Doloszeski, E. (2024). Exploring phosphine ligation states through QM/MM simulations with equivariant graph neural networks [Diploma Thesis, Technische Universität Wien; ETH Zürich]. reposiTUm. https://doi.org/10.34726/hss.2024.120246
Machine-learned force fields; QM-MM; nickel-benzaldehyde
en
Abstract:
To validate a previously developed equivariant graph neural network (GNN) featuring anisotropic message passing, investigation of ligation states of phosphine ligands within transition metal complexes was chosen. These ligands play a key role in cross-coupling reactions. By integrating anisotropic states inspired by the Cartesian multipole formalism into the neural network, the network captures directional information. The neural network was successfully used to replace the quantum mechanical calculations in a quantum mechanics/molecular mechanics (QM/MM) molecular dynamics (MD) simulation of 20 distinct phosphine ligands attached to a nickel-benzaldehyde complex. A speed-up factor of 10^5 was obtained for the largest complex in the training data with the ligand CataCXiumA using the ML model substituting the DFT method. The model with approximately 600 000 parameters achieved a mean absolute error (MAE) for energies of 2.2 kJ/mol when it was trained on 42 000 data points including coordinates and charges to reproduce forces, energies and molecular multipole information. The model showed good transferability for four ligands, which were not present in the training data set, maintaining a mean absolute error for energies between 2.3 and 6.2 kJ/mol. Chemical accuracy was achieved for three of these ligands. For all complexes ML/MM MD trajectories could be produced for extensive periods of time, spanning several hundred picoseconds. Prospective simulations indicate comparable trends across all 13 ligands, comparable to experimental data from Newman-Stonebraker et al. For two complexes, (PteroPhos)2 Ni(benzaldehyde) and (PCy3 )2 Ni(benzaldehyde), free energy profiles obtained from prospective simulations using umbrella sampling correctly predicted the experimentally observed ligation state, when transferred to the monoligated equivalent.

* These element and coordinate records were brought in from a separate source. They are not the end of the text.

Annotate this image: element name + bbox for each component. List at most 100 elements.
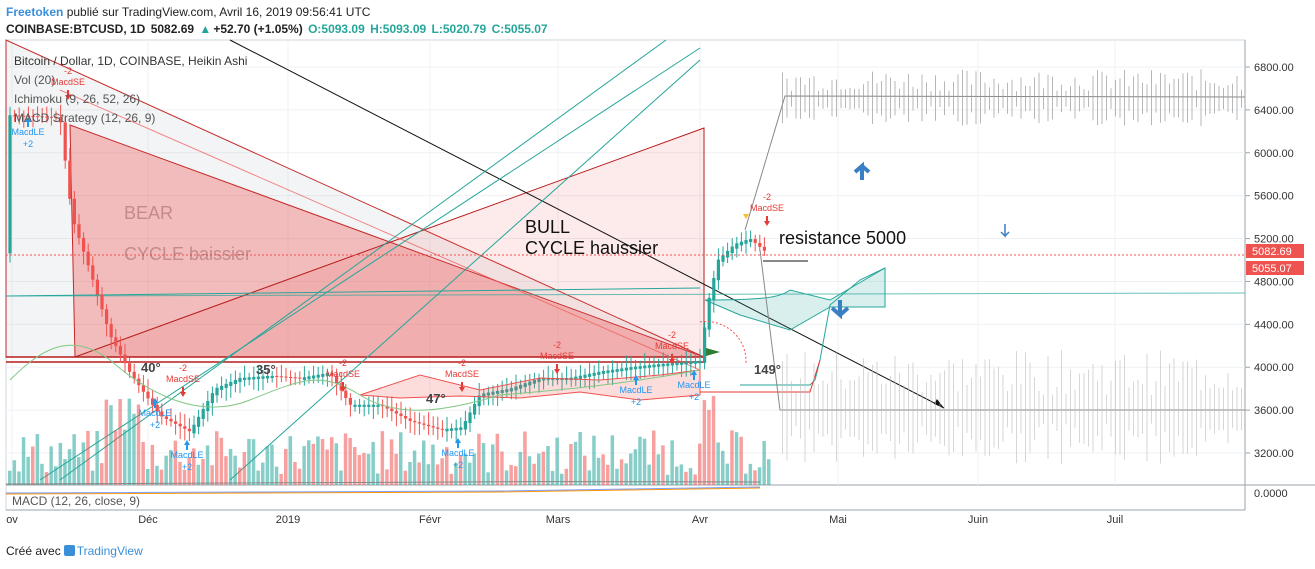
- volume-bar: [642, 438, 647, 485]
- volume-bar: [173, 440, 178, 485]
- candle-body: [634, 366, 638, 370]
- angle-arc: [699, 321, 747, 365]
- macd-le-label: MacdLE: [11, 127, 44, 137]
- volume-bar: [491, 444, 495, 485]
- volume-bar: [730, 430, 734, 485]
- volume-bar: [454, 462, 458, 485]
- volume-bar: [58, 442, 63, 485]
- candle-body: [367, 404, 371, 407]
- flag-icon: [706, 348, 720, 356]
- buy-arrow-icon: [184, 440, 190, 450]
- candle-body: [353, 404, 357, 407]
- volume-bar: [734, 432, 739, 485]
- candle-body: [59, 117, 63, 123]
- candle-body: [611, 369, 615, 373]
- macd-strategy-label[interactable]: MACD Strategy (12, 26, 9): [14, 111, 156, 125]
- volume-bar: [716, 442, 720, 485]
- candle-body: [739, 241, 743, 246]
- candle-body: [100, 294, 104, 310]
- candle-body: [238, 377, 242, 383]
- volume-bar: [665, 474, 670, 485]
- volume-bar: [40, 463, 44, 485]
- candle-body: [132, 371, 136, 379]
- candle-body: [17, 115, 21, 117]
- volume-bar: [445, 447, 449, 485]
- bear-cycle-label: CYCLE baissier: [124, 244, 251, 264]
- candle-body: [675, 362, 679, 366]
- low-value: L:5020.79: [431, 22, 487, 36]
- candle-body: [528, 381, 532, 386]
- volume-bar: [481, 443, 486, 485]
- volume-bar: [431, 444, 435, 485]
- ichimoku-indicator-label[interactable]: Ichimoku (9, 26, 52, 26): [14, 92, 141, 106]
- candle-body: [224, 383, 228, 388]
- candle-body: [514, 386, 518, 391]
- candle-body: [91, 265, 95, 280]
- volume-bar: [330, 437, 334, 485]
- volume-bar: [284, 448, 288, 485]
- volume-bar: [325, 449, 329, 485]
- candle-body: [459, 427, 463, 430]
- candle-body: [169, 418, 173, 422]
- fib-line-1: [59, 39, 667, 481]
- volume-bar: [95, 431, 99, 485]
- volume-bar: [270, 444, 274, 485]
- volume-bar: [67, 449, 72, 485]
- volume-bar: [601, 454, 605, 485]
- y-tick-label: 4000.00: [1254, 362, 1294, 374]
- candle-body: [289, 376, 293, 378]
- tradingview-link[interactable]: TradingView: [76, 544, 143, 558]
- volume-bar: [550, 470, 555, 485]
- publish-text: publié sur TradingView.com, Avril 16, 20…: [66, 5, 371, 19]
- volume-bar: [72, 434, 76, 485]
- candle-body: [758, 242, 762, 247]
- macd-se-label: MacdSE: [51, 77, 85, 87]
- candle-body: [693, 361, 697, 364]
- volume-bar: [762, 441, 766, 485]
- candle-body: [63, 122, 67, 161]
- volume-bar: [362, 453, 366, 485]
- volume-bar: [159, 469, 164, 485]
- candle-body: [8, 115, 12, 254]
- candle-body: [730, 246, 734, 254]
- volume-indicator-label[interactable]: Vol (20): [14, 73, 56, 87]
- volume-bar: [560, 473, 564, 485]
- candle-body: [422, 423, 426, 425]
- candle-body: [284, 376, 288, 378]
- volume-bar: [385, 469, 389, 485]
- candle-body: [440, 428, 444, 430]
- candle-body: [243, 377, 247, 381]
- candle-body: [606, 370, 610, 374]
- volume-bar: [357, 454, 362, 485]
- volume-bar: [265, 446, 270, 485]
- candle-body: [178, 423, 182, 427]
- volume-bar: [767, 459, 771, 485]
- volume-bar: [688, 468, 693, 485]
- candle-body: [399, 413, 403, 417]
- candle-body: [716, 259, 720, 281]
- candle-body: [509, 388, 513, 392]
- macd-le-label: MacdLE: [619, 385, 652, 395]
- up-arrow-icon: ▲: [199, 22, 212, 36]
- candle-body: [109, 324, 113, 338]
- volume-bar: [656, 454, 661, 485]
- author-name[interactable]: Freetoken: [6, 5, 64, 19]
- volume-bar: [527, 456, 532, 485]
- candle-body: [404, 416, 408, 419]
- series-title: Bitcoin / Dollar, 1D, COINBASE, Heikin A…: [14, 54, 248, 68]
- y-tick-label: 5600.00: [1254, 191, 1294, 203]
- candle-body: [339, 383, 343, 391]
- candle-body: [247, 377, 251, 380]
- volume-bar: [615, 468, 619, 485]
- volume-bar: [463, 453, 467, 485]
- volume-bar: [228, 448, 233, 485]
- change-value: +52.70 (+1.05%): [213, 22, 303, 36]
- macd-tick-label: 0.0000: [1254, 488, 1288, 500]
- volume-bar: [725, 463, 730, 485]
- volume-bar: [537, 453, 541, 485]
- candle-body: [335, 375, 339, 384]
- macd-le-label: MacdLE: [441, 448, 474, 458]
- volume-bar: [587, 470, 592, 485]
- volume-bar: [12, 460, 17, 485]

Remarkably, the largest system, PteroPhos, comprising 385 QM atoms and 4 000 MM atoms, was accurately predicted despite its size and not being present in the training or validation set demonstrating the scalability of the method.This new method allows the description of systems that were previously difficult or impossible to describe due to their size and complexity, which prevented the use of more established methods such as pure QM calculations or the force field formalism.